Wisconsin taxpayers will again invest in a host of new businesses, under a venture capital program that Governor Scott Walker will sign today. A bill-signing ceremony is set for late this morning at M-C-T Incorporated in Milwaukee. Lawmakers voted in June to create a 75-million-dollar fund to help start-up companies get off the ground in fields that include agriculture, energy, and high-tech. Taxpayers will provide 25-million, and private sources will supply the other 50-million. The bill received wide support from both parties, even though many Democrats said bio-tech medical firms should have been included. Venture capital has been a sticky subject in Wisconsin since the late 1990’s, when out-of-state firms were allowed to run a funding program – and millions-of-dollars were never accounted for. In the meantime, the state’s Technology Council said many new firms left the state, because there was not enough venture funding to help them survive their early stages.

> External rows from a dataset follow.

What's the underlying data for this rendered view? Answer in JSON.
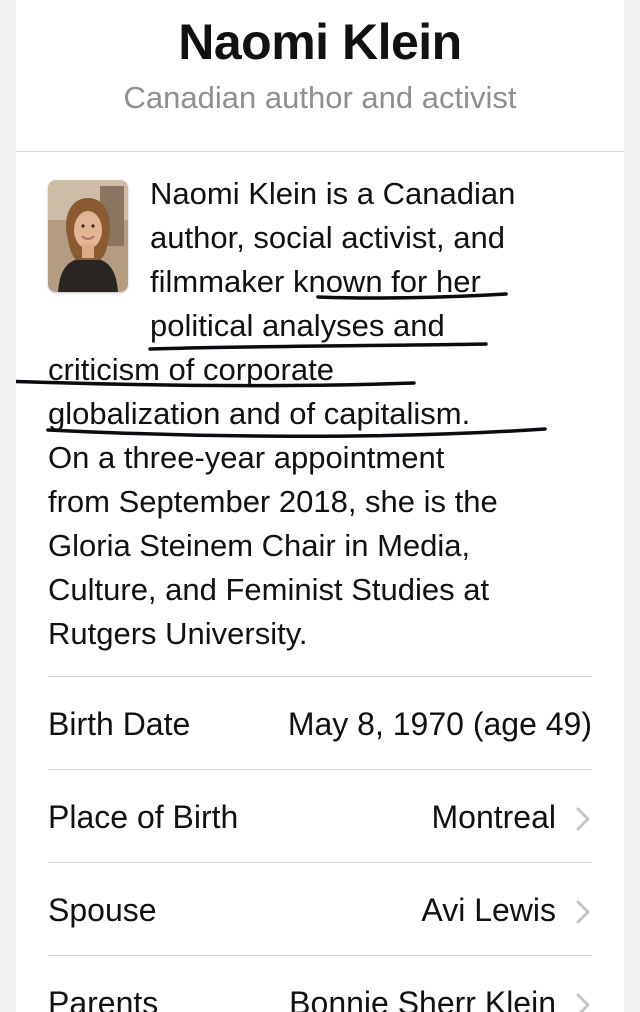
{
  "header": {
    "title": "Naomi Klein",
    "subtitle": "Canadian author and activist"
  },
  "summary": {
    "lines": [
      "Naomi Klein is a Canadian",
      "author, social activist, and",
      "filmmaker known for her",
      "political analyses and",
      "criticism of corporate",
      "globalization and of capitalism.",
      "On a three-year appointment",
      "from September 2018, she is the",
      "Gloria Steinem Chair in Media,",
      "Culture, and Feminist Studies at",
      "Rutgers University."
    ]
  },
  "facts": [
    {
      "label": "Birth Date",
      "value": "May 8, 1970 (age 49)"
    },
    {
      "label": "Place of Birth",
      "value": "Montreal"
    },
    {
      "label": "Spouse",
      "value": "Avi Lewis"
    },
    {
      "label": "Parents",
      "value": "Bonnie Sherr Klein"
    }
  ],
  "icons": {
    "photo": "portrait-photo",
    "disclosure": "chevron-right-icon"
  },
  "colors": {
    "secondary_text": "#8e8e93",
    "separator": "#d1d1d6",
    "chevron": "#c4c4c9",
    "annotation_ink": "#0c0c10"
  }
}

Governor Scott Walker will be on hand this afternoon, when the Green Bay Packers cut a ribbon for the latest improvements at Lambeau Field. The governor will speak along with Packers’ president Mark Murphy and community leaders. It will mark the official opening of 66-hundred seats on two new decks in the South End Zone, as part of a 143-million dollar renovation which took a year-and-a-half to complete. Those with seats in the two new levels can try them out, while Packer highlights are shown on the new video boards that were unveiled around this time last year. The project also includes a new gate, suites, viewing platform, concessions, and sound system. The team paid the entire cost of the renovation, partially with the help of a quarter-million new stockholders who became N-F-L team owners in late 2011 and early 2012.